Con queste radici piantate ben fonde durante la prima infanzia e la fanciullezza della città, ad opera di questi due uomini gagliardi - gente che faceva sul serio -, il ceppo familiare da allora esiste qui, sempre in modo rispettabile, non afflitto mai, per quanto ne sappia, da un solo membro indegno, ma d'altra parte raramente, o addirittura mai, dopo le prime due generazioni, nobilitato da qualcuno che avesse compiuto un'impresa memorabile, anzi neppure un'azione in grado di richiamare l'attenzione generale. A poco a poco è quasi scomparso alla vista, come certe vecchie case che, qui e lì nelle strade, sono sommerse sotto l'accumulo di nuovo terreno per metà dell'altezza fino alle grondaie. Di padre in figlio, per oltre cento anni, la stirpe ha seguito la vocazione marinara; ogni generazione ha avuto il suo capitano canuto, che si ritirava dal casseretto per rifugiarsi nel suo orticello, mentre al posto ereditario, davanti all'albero maestro, andava un ragazzo quattordicenne, pronto ad affrontare gli spruzzi salmastri e le tempeste, che avevano infuriato contro gli antenati di due generazioni.

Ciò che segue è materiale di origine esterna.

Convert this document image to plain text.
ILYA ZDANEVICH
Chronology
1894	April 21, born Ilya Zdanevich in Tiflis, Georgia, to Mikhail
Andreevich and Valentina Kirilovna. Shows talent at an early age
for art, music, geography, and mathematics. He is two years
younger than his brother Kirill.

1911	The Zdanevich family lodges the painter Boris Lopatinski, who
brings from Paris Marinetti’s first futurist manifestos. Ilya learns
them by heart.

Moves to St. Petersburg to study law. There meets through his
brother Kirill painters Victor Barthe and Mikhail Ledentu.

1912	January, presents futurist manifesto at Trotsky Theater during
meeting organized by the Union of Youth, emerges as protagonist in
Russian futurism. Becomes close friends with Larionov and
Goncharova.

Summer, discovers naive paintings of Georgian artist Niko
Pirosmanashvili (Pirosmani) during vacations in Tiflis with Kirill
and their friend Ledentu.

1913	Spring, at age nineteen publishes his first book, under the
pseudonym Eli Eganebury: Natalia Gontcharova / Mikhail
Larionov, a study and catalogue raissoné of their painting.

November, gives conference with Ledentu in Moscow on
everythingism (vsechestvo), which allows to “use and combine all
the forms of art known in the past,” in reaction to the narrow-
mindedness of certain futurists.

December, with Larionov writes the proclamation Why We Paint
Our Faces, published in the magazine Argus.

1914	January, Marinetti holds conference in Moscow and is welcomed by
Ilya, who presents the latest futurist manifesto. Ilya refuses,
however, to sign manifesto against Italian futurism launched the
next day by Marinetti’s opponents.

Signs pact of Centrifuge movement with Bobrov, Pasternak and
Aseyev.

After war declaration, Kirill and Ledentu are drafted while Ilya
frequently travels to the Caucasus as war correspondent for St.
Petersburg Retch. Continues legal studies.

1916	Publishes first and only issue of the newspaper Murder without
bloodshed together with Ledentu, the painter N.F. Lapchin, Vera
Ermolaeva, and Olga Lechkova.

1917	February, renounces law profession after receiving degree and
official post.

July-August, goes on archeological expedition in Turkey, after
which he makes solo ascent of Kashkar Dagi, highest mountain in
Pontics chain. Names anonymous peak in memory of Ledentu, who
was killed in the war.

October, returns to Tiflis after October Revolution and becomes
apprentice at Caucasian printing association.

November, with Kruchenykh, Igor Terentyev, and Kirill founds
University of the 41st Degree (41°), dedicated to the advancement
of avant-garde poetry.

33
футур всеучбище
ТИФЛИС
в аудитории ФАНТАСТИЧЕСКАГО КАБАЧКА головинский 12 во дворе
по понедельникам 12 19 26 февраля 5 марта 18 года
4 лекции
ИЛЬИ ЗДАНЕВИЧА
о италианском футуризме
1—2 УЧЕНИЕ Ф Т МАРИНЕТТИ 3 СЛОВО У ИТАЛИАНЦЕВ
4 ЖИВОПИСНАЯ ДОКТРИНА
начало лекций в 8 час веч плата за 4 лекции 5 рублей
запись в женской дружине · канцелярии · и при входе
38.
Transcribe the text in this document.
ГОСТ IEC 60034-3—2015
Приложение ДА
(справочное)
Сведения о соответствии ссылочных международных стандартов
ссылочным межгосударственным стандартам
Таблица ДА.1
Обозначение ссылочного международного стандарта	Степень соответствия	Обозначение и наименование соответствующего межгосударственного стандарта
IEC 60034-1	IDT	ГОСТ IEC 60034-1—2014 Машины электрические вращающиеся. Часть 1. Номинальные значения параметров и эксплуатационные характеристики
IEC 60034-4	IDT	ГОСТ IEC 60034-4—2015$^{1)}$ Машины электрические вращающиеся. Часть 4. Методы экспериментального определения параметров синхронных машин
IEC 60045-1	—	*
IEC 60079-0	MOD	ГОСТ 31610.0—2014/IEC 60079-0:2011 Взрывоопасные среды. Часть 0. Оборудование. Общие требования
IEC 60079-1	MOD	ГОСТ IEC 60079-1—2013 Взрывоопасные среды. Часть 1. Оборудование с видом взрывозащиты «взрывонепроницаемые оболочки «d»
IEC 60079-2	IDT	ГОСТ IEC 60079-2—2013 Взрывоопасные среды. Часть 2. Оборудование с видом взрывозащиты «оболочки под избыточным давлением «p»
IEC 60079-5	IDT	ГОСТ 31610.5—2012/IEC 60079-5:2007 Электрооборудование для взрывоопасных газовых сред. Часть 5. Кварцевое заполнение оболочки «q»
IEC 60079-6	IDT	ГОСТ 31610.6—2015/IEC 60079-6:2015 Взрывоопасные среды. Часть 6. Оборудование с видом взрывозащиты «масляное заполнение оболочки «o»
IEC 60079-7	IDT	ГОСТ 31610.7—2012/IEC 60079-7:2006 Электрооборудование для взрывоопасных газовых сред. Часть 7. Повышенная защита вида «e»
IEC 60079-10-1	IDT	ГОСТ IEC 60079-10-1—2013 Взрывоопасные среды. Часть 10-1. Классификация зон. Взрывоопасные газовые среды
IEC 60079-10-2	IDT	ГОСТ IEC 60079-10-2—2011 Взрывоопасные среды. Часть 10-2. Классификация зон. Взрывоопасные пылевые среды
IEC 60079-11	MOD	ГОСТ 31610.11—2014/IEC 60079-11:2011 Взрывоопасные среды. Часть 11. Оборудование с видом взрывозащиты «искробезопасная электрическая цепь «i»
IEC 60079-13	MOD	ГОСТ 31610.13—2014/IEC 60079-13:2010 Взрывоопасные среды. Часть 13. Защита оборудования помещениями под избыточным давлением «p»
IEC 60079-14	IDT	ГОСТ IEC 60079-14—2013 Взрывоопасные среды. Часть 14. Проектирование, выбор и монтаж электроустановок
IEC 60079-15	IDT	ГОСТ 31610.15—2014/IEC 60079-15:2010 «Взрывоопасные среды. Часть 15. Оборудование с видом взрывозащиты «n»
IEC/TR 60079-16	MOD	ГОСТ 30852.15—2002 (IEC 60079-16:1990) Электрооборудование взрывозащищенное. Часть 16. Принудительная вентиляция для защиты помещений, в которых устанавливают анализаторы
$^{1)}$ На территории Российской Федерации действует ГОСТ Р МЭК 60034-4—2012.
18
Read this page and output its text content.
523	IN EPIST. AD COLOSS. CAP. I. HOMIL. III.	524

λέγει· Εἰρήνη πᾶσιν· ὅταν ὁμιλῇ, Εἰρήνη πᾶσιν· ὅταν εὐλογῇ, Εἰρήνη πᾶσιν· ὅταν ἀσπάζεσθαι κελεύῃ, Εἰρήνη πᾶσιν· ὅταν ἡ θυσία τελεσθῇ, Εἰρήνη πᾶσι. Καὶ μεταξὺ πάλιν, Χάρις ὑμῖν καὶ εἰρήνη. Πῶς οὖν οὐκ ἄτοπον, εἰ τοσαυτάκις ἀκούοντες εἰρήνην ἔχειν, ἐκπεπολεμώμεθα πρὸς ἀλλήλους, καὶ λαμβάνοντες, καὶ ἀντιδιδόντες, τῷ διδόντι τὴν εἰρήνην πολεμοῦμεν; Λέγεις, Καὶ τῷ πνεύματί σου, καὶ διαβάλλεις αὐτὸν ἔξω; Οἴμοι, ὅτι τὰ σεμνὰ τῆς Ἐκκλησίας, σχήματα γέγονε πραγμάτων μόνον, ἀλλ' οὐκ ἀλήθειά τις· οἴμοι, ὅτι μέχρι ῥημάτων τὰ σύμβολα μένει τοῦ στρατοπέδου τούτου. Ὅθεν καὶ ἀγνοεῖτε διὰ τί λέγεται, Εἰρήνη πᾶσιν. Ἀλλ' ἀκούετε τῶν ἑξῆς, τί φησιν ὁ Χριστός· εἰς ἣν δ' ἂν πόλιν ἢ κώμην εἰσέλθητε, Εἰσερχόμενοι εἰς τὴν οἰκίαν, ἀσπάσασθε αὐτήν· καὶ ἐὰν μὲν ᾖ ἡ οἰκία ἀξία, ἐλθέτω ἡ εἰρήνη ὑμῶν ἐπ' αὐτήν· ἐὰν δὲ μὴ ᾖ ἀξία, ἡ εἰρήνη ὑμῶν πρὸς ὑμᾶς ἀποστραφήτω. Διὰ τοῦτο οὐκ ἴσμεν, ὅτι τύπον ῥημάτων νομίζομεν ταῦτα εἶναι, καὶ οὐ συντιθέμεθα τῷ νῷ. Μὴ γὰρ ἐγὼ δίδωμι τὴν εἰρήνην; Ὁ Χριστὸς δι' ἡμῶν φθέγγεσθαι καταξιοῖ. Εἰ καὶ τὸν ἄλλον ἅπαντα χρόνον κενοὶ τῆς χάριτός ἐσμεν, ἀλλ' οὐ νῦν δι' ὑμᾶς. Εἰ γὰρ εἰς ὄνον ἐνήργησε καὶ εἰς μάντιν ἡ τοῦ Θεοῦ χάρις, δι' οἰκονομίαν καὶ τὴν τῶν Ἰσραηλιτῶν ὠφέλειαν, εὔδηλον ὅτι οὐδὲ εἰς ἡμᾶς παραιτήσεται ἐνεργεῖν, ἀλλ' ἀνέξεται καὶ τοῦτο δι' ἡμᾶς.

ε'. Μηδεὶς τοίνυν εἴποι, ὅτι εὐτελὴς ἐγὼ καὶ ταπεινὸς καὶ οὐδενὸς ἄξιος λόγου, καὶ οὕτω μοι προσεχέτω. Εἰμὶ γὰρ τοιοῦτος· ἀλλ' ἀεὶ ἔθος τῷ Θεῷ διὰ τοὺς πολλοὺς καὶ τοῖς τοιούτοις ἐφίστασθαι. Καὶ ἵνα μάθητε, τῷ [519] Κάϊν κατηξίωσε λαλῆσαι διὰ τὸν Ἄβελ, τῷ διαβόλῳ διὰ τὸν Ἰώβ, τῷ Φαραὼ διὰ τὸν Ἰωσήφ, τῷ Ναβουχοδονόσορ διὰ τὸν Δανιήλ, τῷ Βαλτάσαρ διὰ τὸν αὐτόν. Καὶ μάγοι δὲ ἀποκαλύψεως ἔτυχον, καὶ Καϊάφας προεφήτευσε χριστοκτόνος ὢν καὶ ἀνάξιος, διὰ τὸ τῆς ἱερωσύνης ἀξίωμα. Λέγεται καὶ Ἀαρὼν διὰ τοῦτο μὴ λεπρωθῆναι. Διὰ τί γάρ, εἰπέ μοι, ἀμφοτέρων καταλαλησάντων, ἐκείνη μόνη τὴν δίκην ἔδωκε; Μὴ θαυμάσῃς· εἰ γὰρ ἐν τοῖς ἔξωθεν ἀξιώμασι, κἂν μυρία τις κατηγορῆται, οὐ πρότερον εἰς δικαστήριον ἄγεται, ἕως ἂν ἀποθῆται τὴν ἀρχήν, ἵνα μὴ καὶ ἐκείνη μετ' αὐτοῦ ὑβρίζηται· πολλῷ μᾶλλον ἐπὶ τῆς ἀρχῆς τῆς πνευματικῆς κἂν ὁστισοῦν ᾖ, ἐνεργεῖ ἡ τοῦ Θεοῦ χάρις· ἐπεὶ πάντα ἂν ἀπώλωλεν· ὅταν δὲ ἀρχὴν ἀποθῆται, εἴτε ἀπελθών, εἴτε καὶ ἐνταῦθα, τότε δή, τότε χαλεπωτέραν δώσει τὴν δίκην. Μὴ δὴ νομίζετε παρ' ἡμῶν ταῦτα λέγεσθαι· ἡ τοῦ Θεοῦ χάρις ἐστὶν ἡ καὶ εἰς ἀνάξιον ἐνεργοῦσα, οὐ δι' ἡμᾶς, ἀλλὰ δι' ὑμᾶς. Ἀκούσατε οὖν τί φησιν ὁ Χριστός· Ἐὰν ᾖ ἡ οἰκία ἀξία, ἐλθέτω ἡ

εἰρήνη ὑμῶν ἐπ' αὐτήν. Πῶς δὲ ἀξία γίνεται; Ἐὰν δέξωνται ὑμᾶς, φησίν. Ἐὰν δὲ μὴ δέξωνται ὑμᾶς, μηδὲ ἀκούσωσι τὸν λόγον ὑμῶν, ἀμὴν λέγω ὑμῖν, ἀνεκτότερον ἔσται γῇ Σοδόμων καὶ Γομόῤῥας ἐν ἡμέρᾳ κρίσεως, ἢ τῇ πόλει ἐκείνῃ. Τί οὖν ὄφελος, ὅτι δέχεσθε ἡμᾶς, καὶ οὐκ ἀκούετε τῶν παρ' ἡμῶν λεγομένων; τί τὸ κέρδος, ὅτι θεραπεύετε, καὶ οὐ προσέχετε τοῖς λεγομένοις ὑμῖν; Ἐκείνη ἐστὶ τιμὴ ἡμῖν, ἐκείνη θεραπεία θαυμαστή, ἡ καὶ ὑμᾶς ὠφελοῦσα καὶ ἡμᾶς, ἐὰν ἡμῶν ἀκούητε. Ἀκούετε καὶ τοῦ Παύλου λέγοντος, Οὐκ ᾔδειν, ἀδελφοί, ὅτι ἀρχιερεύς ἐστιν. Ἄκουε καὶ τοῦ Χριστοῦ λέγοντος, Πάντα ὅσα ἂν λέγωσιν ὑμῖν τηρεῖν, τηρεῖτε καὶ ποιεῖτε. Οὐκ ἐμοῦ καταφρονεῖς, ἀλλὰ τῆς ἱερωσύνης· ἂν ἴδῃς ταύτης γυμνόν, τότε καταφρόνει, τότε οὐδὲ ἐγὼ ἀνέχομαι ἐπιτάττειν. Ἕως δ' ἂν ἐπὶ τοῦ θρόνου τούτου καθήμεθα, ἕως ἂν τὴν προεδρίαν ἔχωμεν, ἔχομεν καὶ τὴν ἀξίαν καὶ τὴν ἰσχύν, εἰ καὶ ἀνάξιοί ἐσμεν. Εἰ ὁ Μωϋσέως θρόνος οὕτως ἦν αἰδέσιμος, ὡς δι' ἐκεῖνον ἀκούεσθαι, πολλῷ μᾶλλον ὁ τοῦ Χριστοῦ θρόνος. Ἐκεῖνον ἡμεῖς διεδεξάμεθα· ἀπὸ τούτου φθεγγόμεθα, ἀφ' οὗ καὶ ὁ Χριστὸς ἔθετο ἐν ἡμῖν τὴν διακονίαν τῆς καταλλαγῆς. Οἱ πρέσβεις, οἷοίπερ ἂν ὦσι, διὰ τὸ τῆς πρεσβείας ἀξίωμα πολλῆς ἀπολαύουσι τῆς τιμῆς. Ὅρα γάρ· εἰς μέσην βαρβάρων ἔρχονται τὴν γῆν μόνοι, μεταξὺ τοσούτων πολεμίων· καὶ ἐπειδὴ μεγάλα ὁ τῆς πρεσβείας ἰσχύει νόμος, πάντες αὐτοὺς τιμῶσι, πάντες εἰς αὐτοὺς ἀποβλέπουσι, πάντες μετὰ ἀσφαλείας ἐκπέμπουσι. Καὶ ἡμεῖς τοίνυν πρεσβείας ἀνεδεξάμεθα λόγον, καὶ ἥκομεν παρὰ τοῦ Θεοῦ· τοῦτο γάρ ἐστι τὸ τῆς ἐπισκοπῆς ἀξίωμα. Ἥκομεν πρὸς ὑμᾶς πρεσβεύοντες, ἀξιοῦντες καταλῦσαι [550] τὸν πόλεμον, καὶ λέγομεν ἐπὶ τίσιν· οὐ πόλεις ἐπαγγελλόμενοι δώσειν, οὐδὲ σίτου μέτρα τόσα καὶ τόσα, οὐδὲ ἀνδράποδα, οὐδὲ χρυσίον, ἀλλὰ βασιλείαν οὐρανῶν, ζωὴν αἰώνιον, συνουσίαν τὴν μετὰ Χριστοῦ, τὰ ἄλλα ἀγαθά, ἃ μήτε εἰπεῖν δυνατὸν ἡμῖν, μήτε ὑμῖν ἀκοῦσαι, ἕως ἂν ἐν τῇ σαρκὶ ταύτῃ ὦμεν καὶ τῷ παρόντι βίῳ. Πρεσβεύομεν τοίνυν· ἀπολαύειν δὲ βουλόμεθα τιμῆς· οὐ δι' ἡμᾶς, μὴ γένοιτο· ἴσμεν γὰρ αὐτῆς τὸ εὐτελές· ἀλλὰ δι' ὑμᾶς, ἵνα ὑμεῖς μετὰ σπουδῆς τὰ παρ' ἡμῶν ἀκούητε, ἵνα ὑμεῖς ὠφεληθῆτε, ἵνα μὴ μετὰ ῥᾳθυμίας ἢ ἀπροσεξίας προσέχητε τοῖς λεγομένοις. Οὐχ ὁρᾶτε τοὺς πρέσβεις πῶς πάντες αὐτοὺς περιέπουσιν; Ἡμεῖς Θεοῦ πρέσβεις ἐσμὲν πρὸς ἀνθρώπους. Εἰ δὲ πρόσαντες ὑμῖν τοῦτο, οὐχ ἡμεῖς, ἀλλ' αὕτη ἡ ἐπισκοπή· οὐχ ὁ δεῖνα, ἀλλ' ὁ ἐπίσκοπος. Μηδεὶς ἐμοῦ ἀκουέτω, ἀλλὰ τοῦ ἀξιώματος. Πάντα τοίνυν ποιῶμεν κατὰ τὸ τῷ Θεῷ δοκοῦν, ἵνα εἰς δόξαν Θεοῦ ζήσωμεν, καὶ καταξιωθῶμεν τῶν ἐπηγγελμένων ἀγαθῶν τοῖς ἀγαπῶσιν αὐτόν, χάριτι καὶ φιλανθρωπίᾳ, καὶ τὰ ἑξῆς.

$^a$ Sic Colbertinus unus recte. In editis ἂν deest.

A suo tempo il ragazzo passava dal castello di prua alla cabina, attraversava una tempestosa maturità e, ritornato dai suoi viaggi per il mondo, invecchiava e moriva e mescolava la sua polvere con quella del suolo natio. Questo lungo legame fra una famiglia e un luogo - posto della nascita e della morte - crea fra l'essere umano e la località una parentela che prescinde dalla bellezza del paesaggio o dal suo alone morale. Non è amore, bensì istinto. Il nuovo colono - giunto da una terra straniera, oppure figlio e nipote di un nuovo venuto - ha ben poco titolo a farsi chiamare salemita; non ha idea della tenacia da ostrica con la quale chi è arrivato da tempo e sente strisciare su di sé il terzo secolo si aggrappa al luogo dove sono state sotterrate le successive generazioni. Che importa se il luogo è triste, se lui si è stufato delle vecchie case di legno, del fango e della polvere, dell'uggia del luogo e del suo torpore, del gelido vento d'oriente e della gelidissima atmosfera sociale; tutto questo - accanto agli altri difetti che gli capiti di vedere o immaginare - non ha significato.